China makes concession on eve of WTO fisheries talks

On the eve of an important gathering of world trade ministers, Chinese fishery officials have made a concession by publishing a document that promises to limit the country’s international fishing fleet to its 2016 level. 

This came in a briefing at the Ministry of Agriculture in Beijing, which oversees fisheries, on the newly released 13th Five-Year Plan of Distant Water Fishing Development.

The timing of the briefing appears to be part of an effort by Beijing to change the framing of a potential deal on overfishing. Trade ministers meeting at a World Trade Organization summit from 10 to 13 December in Buenos Aires, Argentina, have promised to seek an agreement phasing out state fuel subsidies in order to preserve fishery stocks. By doing so, the WTO, which has made much of commitment to sustainable development, would be delivering on a United Nations pledge as part of the Sustainable Development Goals set in 2015, to eliminate fishery subsidies by 2020. 

But the WTO’s 164 members are split between those who want to end subsidies – among them developing nations who argue that the pay-outs distort fishery trade and allow overexploitation of their resources – and nations who say the subsidies are needed to protect fishermen from poverty. Chief among the latter group is China, the world’s biggest payer of such subsidies, which wants developing counties exempted from any subsidies phase-out.  

Yet while the number of vessels and number of companies involved in China’s distant-water fishing fleet will remain frozen at 2016 levels, there are no details in the ministry’s document on how this will impact the size of vessels currently in the fleet. China has promised to direct government money – particularly at the local government level – into resizing existing vessels. It’s also not clear if the reefers which Chinese companies have been recently launching at an accelerating rate will be counted in the final figures.

Does this mean that all the new vessels launched this year –many of the launches were covered by SeafoodSource – and which have considerably added to China’s overseas fleet – will be counted against 2016 numbers?

China currently has 164 legally registered companies operating nearly 2,900 distant water fishing vessels, according to the China Fisheries Yearbook, published by Ministry of Agriculture earlier this year. The focus will now be on improving the “quality of the fleet’s catch” and “operations,” according to the ministry, which may mean the government will help the fleet transition into bigger, smarter vessels. 

This would ultimately increase the capacity, if not the nominal size, of China’s fleet. The country has not addressed whether vessel size will be accounted for in its new limits. Nor has it clarified whether vessels purchased by the country’s fishery companies internationally will be counted in China’s overall fleet size.

And then there are the fuel subsidies. China gives nearly USD 6 billion (EUR 5.1 million) per year to its fishery sector in half-price diesel to facilitate the fleet’s ventures overseas.
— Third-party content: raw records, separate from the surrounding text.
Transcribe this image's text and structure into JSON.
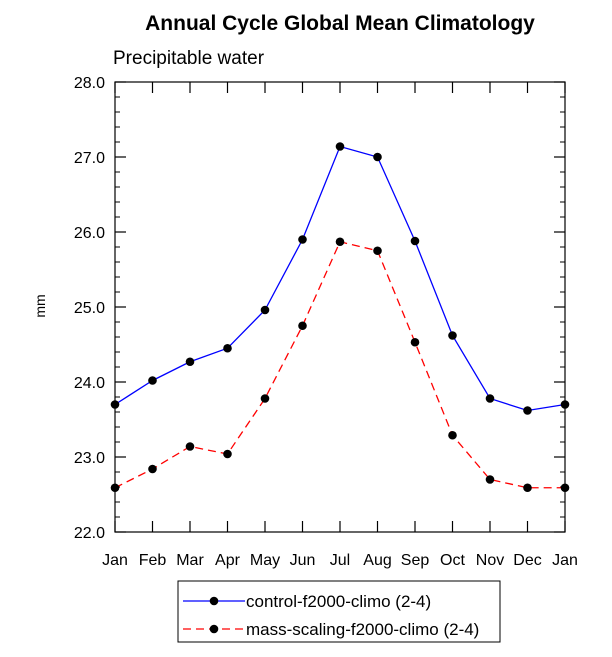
{
  "chart_data": {
    "type": "line",
    "title": "Annual Cycle Global Mean Climatology",
    "subtitle": "Precipitable water",
    "xlabel": "",
    "ylabel": "mm",
    "categories": [
      "Jan",
      "Feb",
      "Mar",
      "Apr",
      "May",
      "Jun",
      "Jul",
      "Aug",
      "Sep",
      "Oct",
      "Nov",
      "Dec",
      "Jan"
    ],
    "ylim": [
      22.0,
      28.0
    ],
    "yticks": [
      "22.0",
      "23.0",
      "24.0",
      "25.0",
      "26.0",
      "27.0",
      "28.0"
    ],
    "grid": false,
    "legend_position": "bottom",
    "series": [
      {
        "name": "control-f2000-climo (2-4)",
        "color": "#0000ff",
        "dash": "solid",
        "values": [
          23.7,
          24.02,
          24.27,
          24.45,
          24.96,
          25.9,
          27.14,
          27.0,
          25.88,
          24.62,
          23.78,
          23.62,
          23.7
        ]
      },
      {
        "name": "mass-scaling-f2000-climo (2-4)",
        "color": "#ff0000",
        "dash": "dashed",
        "values": [
          22.59,
          22.84,
          23.14,
          23.04,
          23.78,
          24.75,
          25.87,
          25.75,
          24.53,
          23.29,
          22.7,
          22.59,
          22.59
        ]
      }
    ]
  }
}
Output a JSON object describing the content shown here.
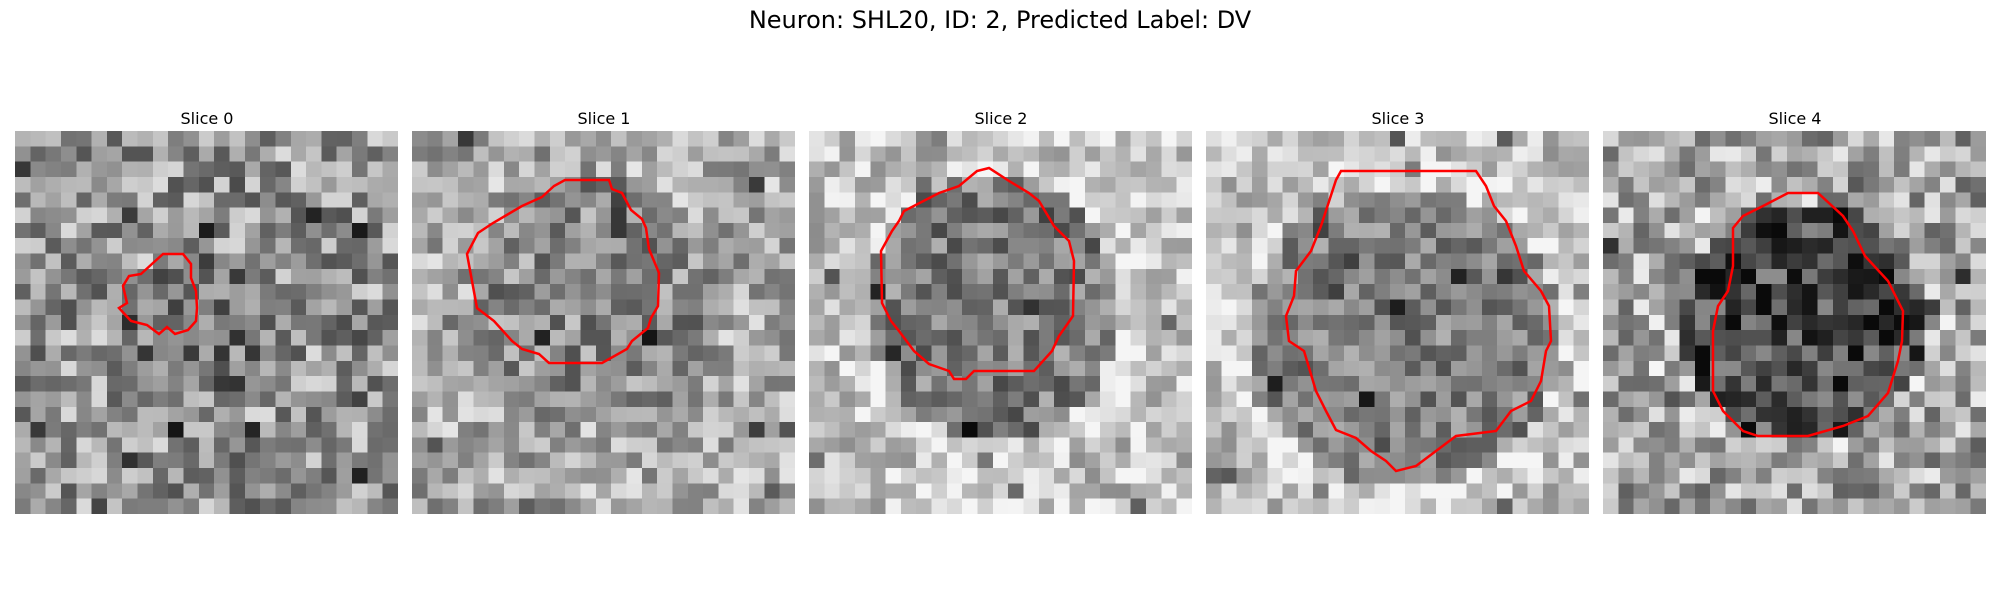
{
  "title": "Neuron: SHL20, ID: 2, Predicted Label: DV",
  "contour_color": "#ff0000",
  "slices": [
    {
      "label": "Slice 0"
    },
    {
      "label": "Slice 1"
    },
    {
      "label": "Slice 2"
    },
    {
      "label": "Slice 3"
    },
    {
      "label": "Slice 4"
    }
  ]
}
Indeed, subsidies from central government are often the difference between profit and loss at big players like Shanghai Kaichuang and CNFC. 

From statements and speeches given this year by the country’s top fisheries official, Yu Kangzhen, a vice minister at the agricultural ministry, these payments look set to continue. Yu believes the subsidies cushion low-income fishermen from poverty. But he hasn’t directly addressed how subsidies are also propping up corporations like CNFC (which being a state-controlled entity is also run effectively by a government official), which the national government would not like to see fail.

Firms like CNFC operate at an unfair advantage to international peer companies that don’t get similar-sized checks from government. And they operate with complete dominance in the waters of West Africa and Pacific island nations, where there’s no significant local fleet to compete and where artisanal fishermen are being squeezed out of livelihoods just to help supposedly hard-up Chinese fishermen, who happen to be sailing on cheap fuel. 

Chinese negotiators also want phase-out of subsidies to be limited to cases of illegal fishing (rather than a total phase out of subsidies) and they want governments, rather than independent experts, to decide what constitutes illegal, unreported, and unregulated (IUU) fishing. It also wants disputed territories like the South China Sea to be exempt from any phase-out of subsidies.  But China has not put forward any proposal about who will be verifying where Chinese vessels are fishing or by what mechanism subsidies to transgressors will be eliminated.

While many nations and their trade negotiators at the WTO meeting in Argentina would like to see China’s subsidies cut back, Chinese diplomatic influence and trade leverage will certainly come into play. Some of the countries with the biggest grievances against Chinese fishing companies are also bound into loans and restrictive trade agreements with China, including resource-for-infrastructure deals.

In that regard, it’s not surprising that Chinese negotiators at the talks in Buenos Aires also want the designation and rules on overfishing and illegal fishing to be set by governments, rather than independent experts. Unpublished government-to-government deals are the modus operandi of Chinese fishery dealmakers. 

While many parties are hoping for a deal in Buenos Aires, it seems as if China holds the cards on whether one will get done. But already facing many major questions relating to the subsidization of its fishing fleet, China has just created even more with its newly announced plan. And that may throw any potential of a deal into doubt.